Trump Administration Campaign Against Venezuela
Beginning in late 2025, the Trump administration escalated a multi-pronged campaign of military and economic pressure against Venezuela, conducting lethal strikes on Venezuelan soil, seizing commercial tankers in international waters, and declaring an oil blockade — all without congressional authorization. The campaign's documented acts include a CIA drone strike on a Venezuelan coastal facility (the first U.S. attack on Venezuelan soil), the seizure of the crude tankers Skipper and Centuries under civil-forfeiture warrants, and a declared oil blockade via executive proclamation. Venezuela condemned the seizures as piracy and sought emergency UN Security Council review; war-powers resolutions in Congress failed to advance. This episode tracks the full arc of executive-directed military and economic actions against Venezuela, distinct from the broader Southern Spear drug-interdiction campaign in international waters.
Documented in this episode (4)
Trump directed U.S. forces to seize oil tanker Skipper off Venezuela, opening blockade campaign without congressional authorization
On December 10, 2025, U.S. forces seized the crude-oil tanker Skipper off the coast of Venezuela in a pre-dawn operation launched from the USS Gerald R. Ford, boarding the vessel with Coast Guard and Marine personnel under a DOJ civil-forfeiture warrant. President Trump announced the seizure at a White House event, declaring the U.S. would keep the roughly 1–2 million barrels of Venezuelan crude on board. The action — the first vessel seizure of a broader oil-blockade campaign — was carried out without congressional authorization; Venezuela condemned it as "an act of international piracy."

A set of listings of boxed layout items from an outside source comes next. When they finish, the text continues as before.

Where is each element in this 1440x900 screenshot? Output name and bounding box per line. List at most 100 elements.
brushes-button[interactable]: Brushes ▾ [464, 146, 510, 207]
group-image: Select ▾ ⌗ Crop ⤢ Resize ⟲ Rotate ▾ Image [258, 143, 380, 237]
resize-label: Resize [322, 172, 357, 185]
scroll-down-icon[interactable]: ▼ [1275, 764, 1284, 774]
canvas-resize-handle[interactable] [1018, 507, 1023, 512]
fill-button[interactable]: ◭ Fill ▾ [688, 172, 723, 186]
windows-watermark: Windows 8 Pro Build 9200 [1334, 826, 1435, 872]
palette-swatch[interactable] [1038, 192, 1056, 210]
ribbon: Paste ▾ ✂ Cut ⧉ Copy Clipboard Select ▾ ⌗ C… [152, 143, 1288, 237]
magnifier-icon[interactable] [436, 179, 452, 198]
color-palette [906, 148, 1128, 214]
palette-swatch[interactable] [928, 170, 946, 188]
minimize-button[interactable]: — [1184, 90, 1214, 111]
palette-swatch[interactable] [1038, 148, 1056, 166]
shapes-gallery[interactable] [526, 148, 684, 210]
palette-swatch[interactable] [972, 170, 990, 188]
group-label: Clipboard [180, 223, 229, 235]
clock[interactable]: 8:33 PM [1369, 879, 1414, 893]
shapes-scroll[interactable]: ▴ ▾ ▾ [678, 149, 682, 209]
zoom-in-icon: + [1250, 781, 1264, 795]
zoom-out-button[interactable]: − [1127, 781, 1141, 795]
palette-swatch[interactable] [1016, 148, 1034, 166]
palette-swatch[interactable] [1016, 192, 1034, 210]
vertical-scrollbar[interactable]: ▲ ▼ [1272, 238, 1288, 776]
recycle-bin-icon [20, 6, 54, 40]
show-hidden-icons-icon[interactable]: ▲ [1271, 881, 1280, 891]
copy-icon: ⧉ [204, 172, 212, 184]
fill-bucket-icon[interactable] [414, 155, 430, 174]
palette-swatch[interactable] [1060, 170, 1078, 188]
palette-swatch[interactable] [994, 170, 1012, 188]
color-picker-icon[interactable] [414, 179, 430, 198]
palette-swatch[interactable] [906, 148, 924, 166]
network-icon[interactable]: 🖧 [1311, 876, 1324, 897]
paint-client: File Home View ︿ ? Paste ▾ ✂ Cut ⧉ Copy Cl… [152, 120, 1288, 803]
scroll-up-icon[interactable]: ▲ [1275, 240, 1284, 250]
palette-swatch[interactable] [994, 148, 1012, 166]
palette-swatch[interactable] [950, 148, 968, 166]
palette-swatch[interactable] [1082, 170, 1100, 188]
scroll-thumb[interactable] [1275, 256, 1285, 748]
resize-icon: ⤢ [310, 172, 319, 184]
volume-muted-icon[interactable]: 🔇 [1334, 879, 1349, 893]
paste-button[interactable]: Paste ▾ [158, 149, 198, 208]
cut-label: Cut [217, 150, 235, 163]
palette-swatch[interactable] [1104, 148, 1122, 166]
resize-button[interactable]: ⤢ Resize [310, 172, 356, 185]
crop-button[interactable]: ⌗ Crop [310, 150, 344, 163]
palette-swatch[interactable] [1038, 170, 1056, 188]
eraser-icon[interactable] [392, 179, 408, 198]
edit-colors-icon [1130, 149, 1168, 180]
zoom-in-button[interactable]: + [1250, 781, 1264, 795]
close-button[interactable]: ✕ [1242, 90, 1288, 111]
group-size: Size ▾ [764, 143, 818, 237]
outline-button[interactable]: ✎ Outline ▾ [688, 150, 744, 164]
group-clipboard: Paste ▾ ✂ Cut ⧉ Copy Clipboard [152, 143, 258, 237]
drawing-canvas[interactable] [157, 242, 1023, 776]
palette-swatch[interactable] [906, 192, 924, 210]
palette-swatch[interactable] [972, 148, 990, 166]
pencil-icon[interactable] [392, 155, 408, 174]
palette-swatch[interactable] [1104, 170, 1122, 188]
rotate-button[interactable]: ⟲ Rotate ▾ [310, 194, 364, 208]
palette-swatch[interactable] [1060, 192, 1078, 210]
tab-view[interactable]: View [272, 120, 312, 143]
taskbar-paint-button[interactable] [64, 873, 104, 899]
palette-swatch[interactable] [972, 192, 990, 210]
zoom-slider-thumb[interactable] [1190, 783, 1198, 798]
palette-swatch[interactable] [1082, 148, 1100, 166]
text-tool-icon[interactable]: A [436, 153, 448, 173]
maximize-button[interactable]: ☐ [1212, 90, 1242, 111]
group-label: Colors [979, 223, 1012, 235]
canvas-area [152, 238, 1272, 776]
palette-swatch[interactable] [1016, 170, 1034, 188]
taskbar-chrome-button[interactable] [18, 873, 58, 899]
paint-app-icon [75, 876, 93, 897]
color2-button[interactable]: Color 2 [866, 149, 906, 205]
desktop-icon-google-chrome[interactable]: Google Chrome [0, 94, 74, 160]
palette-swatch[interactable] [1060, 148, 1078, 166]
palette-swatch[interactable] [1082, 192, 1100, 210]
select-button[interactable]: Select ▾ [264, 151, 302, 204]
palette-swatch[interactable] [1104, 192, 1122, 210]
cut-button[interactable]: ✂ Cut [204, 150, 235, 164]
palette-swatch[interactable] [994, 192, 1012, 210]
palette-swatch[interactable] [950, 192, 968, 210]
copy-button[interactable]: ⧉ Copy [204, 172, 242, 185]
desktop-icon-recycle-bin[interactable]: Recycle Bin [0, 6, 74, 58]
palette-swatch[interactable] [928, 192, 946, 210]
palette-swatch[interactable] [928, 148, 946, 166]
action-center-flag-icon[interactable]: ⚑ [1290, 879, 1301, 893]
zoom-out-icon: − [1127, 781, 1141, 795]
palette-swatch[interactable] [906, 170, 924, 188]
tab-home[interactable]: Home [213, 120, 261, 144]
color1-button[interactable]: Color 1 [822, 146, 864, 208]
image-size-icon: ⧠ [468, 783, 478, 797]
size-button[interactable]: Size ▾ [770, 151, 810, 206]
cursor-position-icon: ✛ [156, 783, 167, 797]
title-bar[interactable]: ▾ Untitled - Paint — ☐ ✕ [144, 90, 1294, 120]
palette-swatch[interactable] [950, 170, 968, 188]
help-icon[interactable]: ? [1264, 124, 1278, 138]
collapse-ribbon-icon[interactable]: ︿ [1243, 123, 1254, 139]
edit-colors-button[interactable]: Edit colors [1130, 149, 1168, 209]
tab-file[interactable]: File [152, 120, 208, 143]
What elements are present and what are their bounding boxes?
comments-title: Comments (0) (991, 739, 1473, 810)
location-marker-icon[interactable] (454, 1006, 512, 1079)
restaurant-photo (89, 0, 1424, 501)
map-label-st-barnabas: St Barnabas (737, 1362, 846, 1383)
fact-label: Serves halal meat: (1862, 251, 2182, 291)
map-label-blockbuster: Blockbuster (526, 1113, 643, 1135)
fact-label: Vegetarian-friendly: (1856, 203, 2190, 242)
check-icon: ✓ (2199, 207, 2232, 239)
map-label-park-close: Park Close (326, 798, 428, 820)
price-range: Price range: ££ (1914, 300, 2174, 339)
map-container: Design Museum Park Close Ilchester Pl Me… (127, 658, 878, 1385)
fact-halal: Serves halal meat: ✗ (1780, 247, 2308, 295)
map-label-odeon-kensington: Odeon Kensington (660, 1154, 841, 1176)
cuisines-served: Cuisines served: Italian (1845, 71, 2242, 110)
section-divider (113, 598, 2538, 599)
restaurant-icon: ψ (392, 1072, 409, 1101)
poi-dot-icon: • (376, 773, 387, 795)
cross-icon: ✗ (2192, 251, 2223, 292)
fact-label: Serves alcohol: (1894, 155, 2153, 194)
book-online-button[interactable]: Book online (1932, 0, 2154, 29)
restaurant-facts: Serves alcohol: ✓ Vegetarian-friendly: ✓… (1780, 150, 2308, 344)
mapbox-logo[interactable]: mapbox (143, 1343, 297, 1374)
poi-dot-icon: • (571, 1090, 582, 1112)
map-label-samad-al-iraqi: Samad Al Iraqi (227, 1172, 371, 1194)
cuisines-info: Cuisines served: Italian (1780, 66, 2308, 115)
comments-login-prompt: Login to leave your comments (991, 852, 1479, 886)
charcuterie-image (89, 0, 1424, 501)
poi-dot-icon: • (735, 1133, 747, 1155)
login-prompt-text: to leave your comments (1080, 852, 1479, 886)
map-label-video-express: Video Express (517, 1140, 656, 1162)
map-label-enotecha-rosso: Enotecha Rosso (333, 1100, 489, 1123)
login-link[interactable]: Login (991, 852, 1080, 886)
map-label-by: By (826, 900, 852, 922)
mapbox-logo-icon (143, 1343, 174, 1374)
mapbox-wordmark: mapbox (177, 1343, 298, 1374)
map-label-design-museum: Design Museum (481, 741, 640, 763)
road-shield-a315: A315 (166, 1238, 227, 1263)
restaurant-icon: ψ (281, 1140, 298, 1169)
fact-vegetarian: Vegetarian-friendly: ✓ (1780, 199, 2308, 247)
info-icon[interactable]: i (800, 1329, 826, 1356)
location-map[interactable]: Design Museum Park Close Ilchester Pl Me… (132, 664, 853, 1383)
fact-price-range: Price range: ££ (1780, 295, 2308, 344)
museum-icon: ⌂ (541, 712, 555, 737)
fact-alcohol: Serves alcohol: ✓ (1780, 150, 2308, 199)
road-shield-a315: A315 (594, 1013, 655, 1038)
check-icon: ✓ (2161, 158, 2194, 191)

Trump orders unilateral "complete blockade" of sanctioned oil tankers off Venezuela
On December 16, 2025, President Trump announced via Truth Social that he had ordered a "complete blockade" of all U.S.-sanctioned oil tankers going to and from Venezuela, declaring the country "completely surrounded by the largest Armada ever assembled in the History of South America." The unilateral order — issued without congressional authorization — became the operational basis for a wave of Coast Guard tanker seizures and interdictions off Venezuela in the days and weeks that followed.
U.S. Coast Guard seizes Panama-flagged oil tanker Centuries off Venezuela as Trump's oil 'blockade' escalates
In a pre-dawn operation on Saturday, Dec. 20, 2025, the U.S. Coast Guard seized a Panama-flagged oil tanker named Centuries off Venezuela, the second sanctioned tanker the United States took within roughly ten days, as part of President Trump's declared "total and complete blockade" of sanctioned oil vessels entering or leaving Venezuela. The White House called Centuries a "falsely flagged vessel operating as part of the Venezuelan shadow fleet," while Venezuela condemned the seizure as "a serious act of piracy" and said it would complain to the U.N. Security Council.
CIA drone strike hits dock on Venezuela's coast — first known U.S. attack on Venezuelan soil
On or about December 24, 2025, the CIA carried out a drone strike on a dock on Venezuela's coast that U.S. officials said was used by the gang Tren de Aragua to load drugs onto boats; no one was reported on the dock and no one was killed. It was the first known U.S. attack inside Venezuelan territory, a sharp escalation of the administration's pressure campaign against Nicolás Maduro beyond the at-sea "drug boat" strikes. President Trump publicly claimed credit, saying the U.S. had "knocked out" a "big facility" in "the dock area where they load the boats up with drugs."